One of the finest examples of the artist's work is coming up at Sotheby's in February but the price surely would be out of the reach of any Adelaide art lovers.
With the added topicality of being a restitution matter, as it was stolen by the Nazis, the oil on canvas is a view of Montmatre, expected to make £7 million to £10 million.
The painting appears to be a twin to the townscape oil on canvas in the National Gallery of Victoria bought by the gallery's director Bernard Hall with Felton Bequest Funds in 1905.
This acquisition was one of the most astute purchases ever made by an Australian art museum.
It was purchased for £300 from an exhibition held by the Grafton Galleries in London.
That purchase surprised as it was in sharp contrast to the artistic work of Hall which tended to be dark and sombre.
That Pissarro, Boulevard Monmartre, Morning, Cloudy Weather, was relatively subdued in hue as its title suggests.
Hall, a painter and teacher as well as a public official, has been described as “holding an old dark mirror up to nature.” quite unlike the colourful, open air landscape of the Impressionists
But Hall said he would have liked to have acquired a Monet, a Degas and a Sisley as well “but apart from the best of them having been held privately, the prices were prohibitive".
It was lent to the exhibition 'The Impressionist and the City Pissarro's Series Paintings' curated by Richard Brettell at Dallas Museum of Art, the Philadelphia Museum of Art, and the Royal Academy of Arts in 1992.
Sadly the AGSA was acquiring very different types of works when the Montmartre view was painted.
It was acquired only six years after the AGSA purchased its appropriately named Herbert Schmalz's ludicrously huge chef d'oeuvre Zenobia's Last Look on Palmyra.
“The estimate is conservative,” though, said Philip Hook, a senior Impressionist and modern art expert at Sotheby’s in London of its own coming Pissaro offering. “There hasn’t been another Paris street scene for sale for at least a generation.”
The work now being sold was restituted to its rightful owner after being seized by the Nazis.
Montmartre, Matinée de Printemps dates from 1897, the same period and subject as the NGV buy,
“With the enduring demand for Impressionist masterpieces – particularly works of such rarity as this work by Pissarro – we anticipate interest from around the globe,” Helena Newman, Chairman of Sotheby’s Impressionist & Modern Art Department Europe, said.

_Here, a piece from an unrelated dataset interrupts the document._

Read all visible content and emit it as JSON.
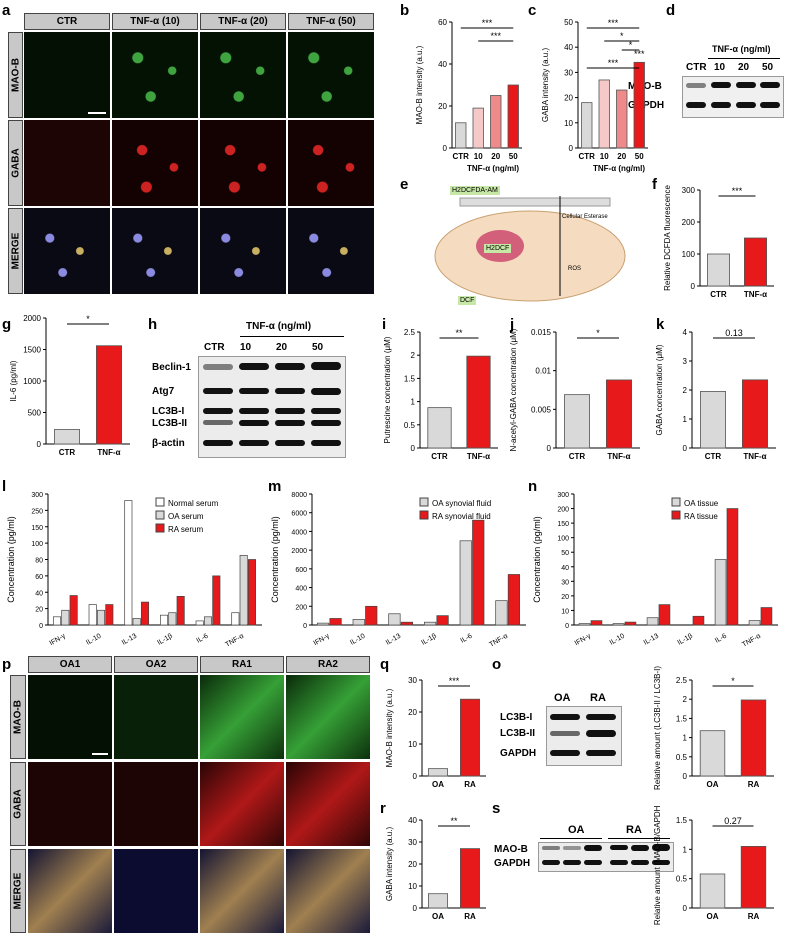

Adelaide's touted purchase would be in contrast to the gallery's tendency under the direction of Nick Mitzevich, to buy contemporary Australian works.
The return of Adelaide's art and business community is being awaited by the flaneurs who insist that the gallery wants to secure the Pissarro, the title, subject and source of which still remains elusive.
In particular they will be looking for a response from the Mr Andrew Gwinnett who has been described as a multi-millionaire business man with a big neo-Georgian house in North Adelaide.
Mr Gwinnett chairs the Arrowcrest automotive group, and is deputy chair of the AGS Foundation.
He has also been a big donor to the gallery and a major mover and shaker on its behalf.